Le livre blanc a été mis à disposition de 23 000 communes et 27 000 professionnels, avec l’objectif de pouvoir partager, s’inspirer et co-construire de nouvelles initiatives pour rendre les villes plus accueillantes pour les animaux et les humains.

https://evenements.peuple-animal.com/les-assises-de-l-animal-en-ville/content/publication

Des initiatives variées

La LPO tient à la disposition de tous les vétérinaires ses affiches pédagogiques, pour encadrer la prédation des chats d’extérieur.

Mars petcare a lancé une étude mondiale sur les animaux sans foyer. Depuis trois ans, la Marche de l’animal en ville rassemble début octobre les chiens et leurs propriétaires pour promouvoir le bien vivre ensemble. Rendez-vous est donné le 4 octobre à Lille, qui par ailleurs accueillera en juin la Woofest, un nouvel évènement animalier.

La Région Ile-de-France a mis en place un label Ville amie des animaux, qui récompense des villes de toutes tailles, avec deux sessions par an.

L’AMF soutient la biodiversité et les nombreuses initiatives des municipalités pour que l’équilibre entre vie collective, conciliation avec la nature et la coexistence avec les animaux soit le meilleur possible.

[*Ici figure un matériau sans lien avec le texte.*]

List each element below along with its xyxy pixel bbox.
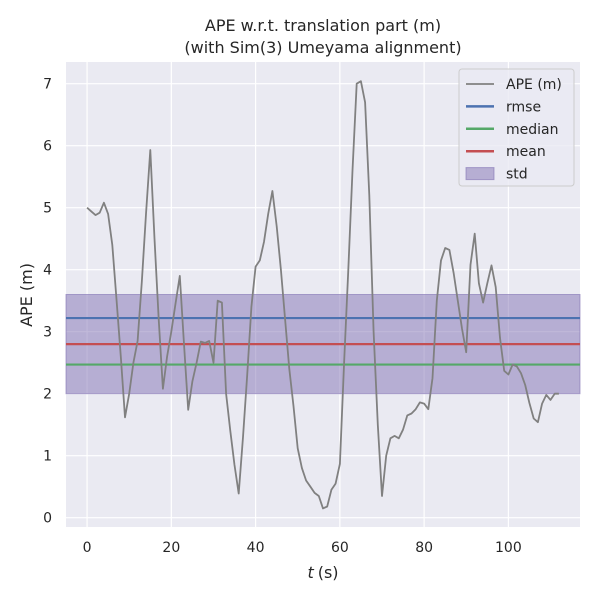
legend-box (458, 68, 575, 187)
y-tick-label: 4 (43, 263, 52, 279)
legend-label: median (506, 122, 558, 138)
y-tick-label: 6 (43, 139, 52, 155)
y-tick-label: 2 (43, 387, 52, 403)
x-tick-label: 80 (415, 540, 433, 556)
chart-subtitle: (with Sim(3) Umeyama alignment) (184, 38, 461, 57)
y-axis-label: APE (m) (17, 263, 36, 327)
x-axis-label: t (s) (307, 563, 338, 582)
x-tick-label: 0 (83, 540, 92, 556)
x-tick-label: 60 (331, 540, 349, 556)
y-tick-labels: 0 1 2 3 4 5 6 7 (43, 77, 52, 527)
x-axis-variable: t (307, 563, 314, 582)
x-axis-unit: (s) (318, 563, 339, 582)
legend: APE (m) rmse median mean std (458, 68, 575, 187)
statistic-lines (66, 316, 580, 366)
legend-label: std (506, 167, 528, 183)
x-tick-label: 40 (247, 540, 265, 556)
x-tick-label: 20 (162, 540, 180, 556)
chart-title: APE w.r.t. translation part (m) (205, 16, 441, 35)
legend-swatch-std (465, 167, 495, 181)
legend-label: mean (506, 144, 546, 160)
ape-series-line (86, 80, 559, 510)
y-tick-label: 0 (43, 511, 52, 527)
x-tick-labels: 0 20 40 60 80 100 (83, 540, 522, 556)
legend-label: rmse (506, 99, 541, 115)
y-tick-label: 7 (43, 77, 52, 93)
y-tick-label: 1 (43, 449, 52, 465)
series-layer (86, 80, 559, 510)
legend-label: APE (m) (506, 77, 562, 93)
y-tick-label: 5 (43, 201, 52, 217)
y-tick-label: 3 (43, 325, 52, 341)
x-tick-label: 100 (495, 540, 522, 556)
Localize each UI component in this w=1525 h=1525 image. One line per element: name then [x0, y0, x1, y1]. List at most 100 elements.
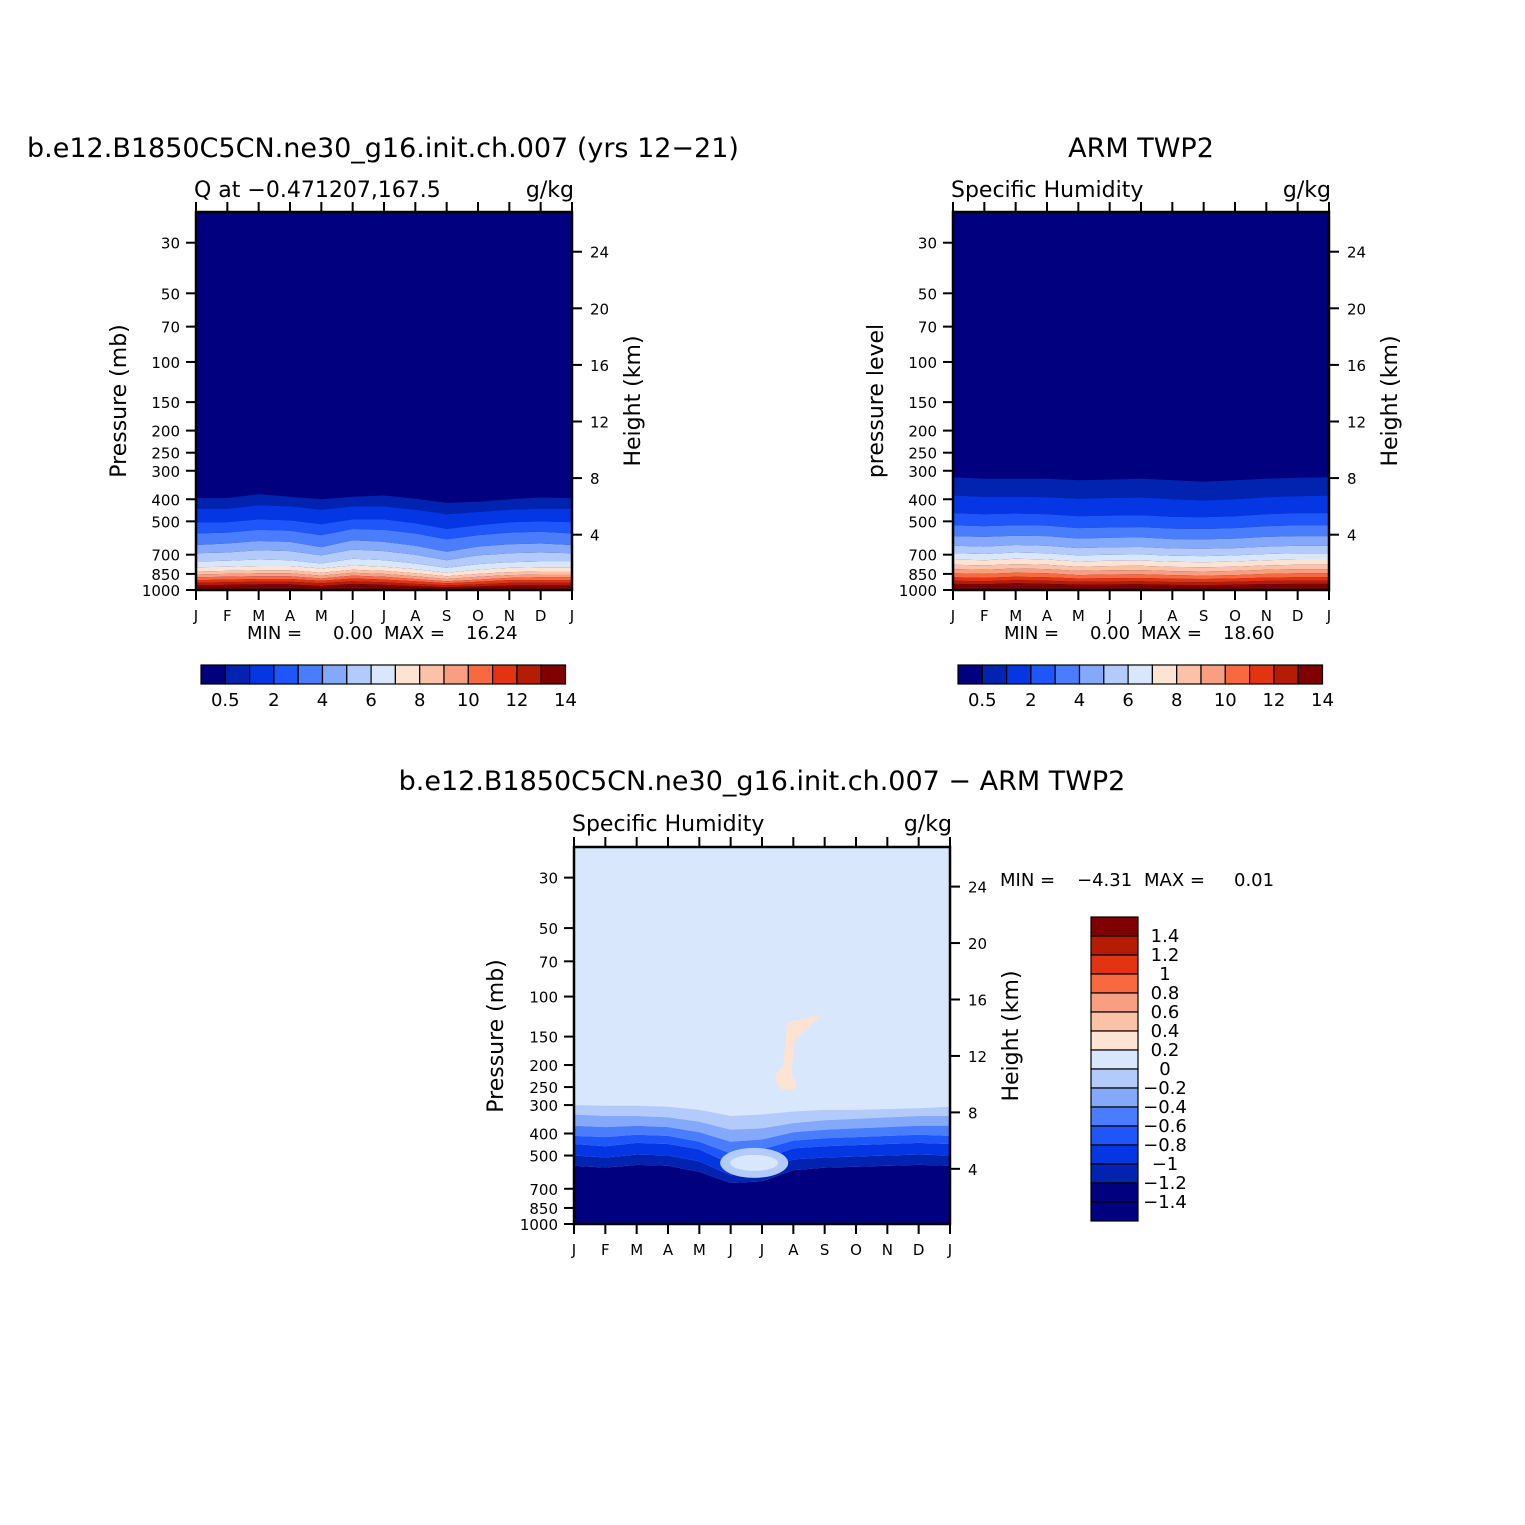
- x-tick-label: D: [913, 1241, 925, 1259]
- y-tick-label: 300: [908, 463, 937, 481]
- panel-model-min-label: MIN =: [247, 623, 302, 644]
- colorbar-swatch: [1090, 1087, 1139, 1108]
- colorbar-label: 1.4: [1151, 926, 1180, 947]
- y-right-tick-label: 16: [590, 357, 609, 375]
- panel-diff-colorbar: 1.41.210.80.60.40.20−0.2−0.4−0.6−0.8−1−1…: [1090, 916, 1187, 1222]
- x-tick-label: O: [850, 1241, 862, 1259]
- panel-model: b.e12.B1850C5CN.ne30_g16.init.ch.007 (yr…: [27, 133, 739, 711]
- colorbar-label: 6: [365, 690, 376, 711]
- colorbar-swatch: [540, 664, 567, 685]
- panel-obs-colorbar: 0.5 2 4 6 8 10 12 14: [957, 664, 1334, 711]
- colorbar-swatch: [1090, 1011, 1139, 1032]
- colorbar-swatch: [1103, 664, 1129, 685]
- panel-diff-ylabel-right: Height (km): [999, 970, 1024, 1101]
- colorbar-swatch: [1127, 664, 1153, 685]
- colorbar-swatch: [1090, 973, 1139, 994]
- y-right-tick-label: 12: [968, 1048, 987, 1066]
- x-tick-label: J: [727, 1241, 732, 1259]
- y-right-tick-label: 12: [590, 413, 609, 431]
- x-tick-label: M: [252, 607, 265, 625]
- panel-diff-max-label: MAX =: [1144, 870, 1205, 891]
- y-tick-label: 250: [529, 1079, 558, 1097]
- panel-obs: ARM TWP2 Specific Humidity g/kg 30 50 70 10…: [864, 133, 1403, 711]
- panel-obs-max-value: 18.60: [1223, 623, 1275, 644]
- panel-obs-subtitle: Specific Humidity: [951, 178, 1143, 203]
- colorbar-swatch: [1005, 664, 1032, 685]
- x-tick-label: J: [381, 607, 386, 625]
- colorbar-swatch: [1090, 954, 1139, 975]
- colorbar-swatch: [1248, 664, 1275, 685]
- y-right-tick-label: 16: [968, 992, 987, 1010]
- panel-model-min-value: 0.00: [333, 623, 373, 644]
- contour-band: [953, 545, 1329, 557]
- panel-obs-min-value: 0.00: [1090, 623, 1130, 644]
- panel-obs-units: g/kg: [1283, 178, 1331, 203]
- y-tick-label: 850: [529, 1200, 558, 1218]
- colorbar-swatch: [1090, 935, 1139, 956]
- y-right-tick-label: 20: [1347, 300, 1366, 318]
- colorbar-swatch: [1090, 1030, 1139, 1051]
- colorbar-swatch: [467, 664, 494, 685]
- y-tick-label: 200: [529, 1057, 558, 1075]
- panel-obs-ylabel-right: Height (km): [1378, 335, 1403, 466]
- contour-band: [953, 513, 1329, 529]
- contour-band: [196, 540, 572, 561]
- y-tick-label: 100: [908, 354, 937, 372]
- contour-band: [953, 572, 1329, 579]
- y-tick-label: 150: [151, 394, 180, 412]
- colorbar-swatch: [419, 664, 445, 685]
- y-tick-label: 1000: [899, 582, 937, 600]
- colorbar-swatch: [1297, 664, 1324, 685]
- contour-band: [953, 558, 1329, 568]
- colorbar-swatch: [957, 664, 983, 685]
- y-right-tick-label: 4: [1347, 527, 1357, 545]
- x-tick-label: M: [1009, 607, 1022, 625]
- x-tick-label: J: [571, 1241, 576, 1259]
- panel-obs-right-ticks: 24 20 16 12 8 4: [1329, 244, 1366, 545]
- y-right-tick-label: 8: [590, 470, 600, 488]
- colorbar-swatch: [1224, 664, 1251, 685]
- y-tick-label: 300: [529, 1097, 558, 1115]
- x-tick-label: A: [410, 607, 421, 625]
- colorbar-label: 12: [505, 690, 528, 711]
- colorbar-swatch: [370, 664, 397, 685]
- x-tick-label: N: [504, 607, 515, 625]
- colorbar-label: 14: [1311, 690, 1334, 711]
- contour-band: [953, 564, 1329, 572]
- colorbar-label: −0.2: [1143, 1078, 1187, 1099]
- y-tick-label: 70: [161, 319, 180, 337]
- colorbar-label: 4: [317, 690, 328, 711]
- contour-band: [574, 1164, 950, 1224]
- panel-diff-title: b.e12.B1850C5CN.ne30_g16.init.ch.007 − A…: [399, 766, 1126, 797]
- y-tick-label: 400: [908, 491, 937, 509]
- x-tick-label: F: [980, 607, 989, 625]
- colorbar-label: 10: [1214, 690, 1237, 711]
- y-tick-label: 400: [529, 1125, 558, 1143]
- panel-obs-contour-fill: [953, 212, 1329, 590]
- colorbar-swatch: [1176, 664, 1202, 685]
- contour-band: [953, 583, 1329, 588]
- y-tick-label: 30: [161, 235, 180, 253]
- panel-model-right-ticks: 24 20 16 12 8 4: [572, 244, 609, 545]
- contour-band: [953, 525, 1329, 540]
- y-tick-label: 200: [151, 423, 180, 441]
- y-tick-label: 50: [161, 285, 180, 303]
- y-right-tick-label: 4: [590, 527, 600, 545]
- panel-diff-contour-fill: [574, 847, 950, 1224]
- contour-band: [574, 1125, 950, 1154]
- panel-diff-min-label: MIN =: [1000, 870, 1055, 891]
- contour-band: [196, 572, 572, 582]
- panel-obs-ylabel: pressure level: [864, 324, 889, 478]
- contour-band: [953, 495, 1329, 518]
- x-tick-label: O: [1229, 607, 1241, 625]
- panel-obs-min-label: MIN =: [1004, 623, 1059, 644]
- colorbar-label: 0.5: [968, 690, 997, 711]
- colorbar-swatch: [273, 664, 299, 685]
- colorbar-swatch: [346, 664, 372, 685]
- y-tick-label: 500: [908, 513, 937, 531]
- y-tick-label: 30: [539, 870, 558, 888]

Le SNPCC regroupe 11 métiers animaliers pour lesquels l’ACACED est une formation minimale insuffisante a estimé Anne-Marie le Roueil, sa présidente. Le SNPCC encourage les bonnes pratiques et méthodes bienveillantes d’éducation et se réjouit du brevet de maîtrise d’éducateur-comportementaliste canin, félin et NAC, qui inclut la médiation animale, de niveau 5 de l’Éducation nationale.

Esthima autorise la présence des animaux de ses salariés et offre un jour de congé* lors d’un deuil animalier, une pratique encouragée par la charte du deuil animalier, portée par Marie Le Lan, élue de Suresnes.

* SantéVet accorde déjà deux journées de congés lors de l’adoption d’un animal et une journée lors de deuil animalier

Addendum

L’urbanimalisation n’a pas commencé en 1980 mais a été nommée comme telle par notre confrère Ange Condoret, qui fut président de l’Association française d’information et de recherche sur l’animal de compagnie (AFIRAC), la première à mener des actions pour les animaux auprès des villes.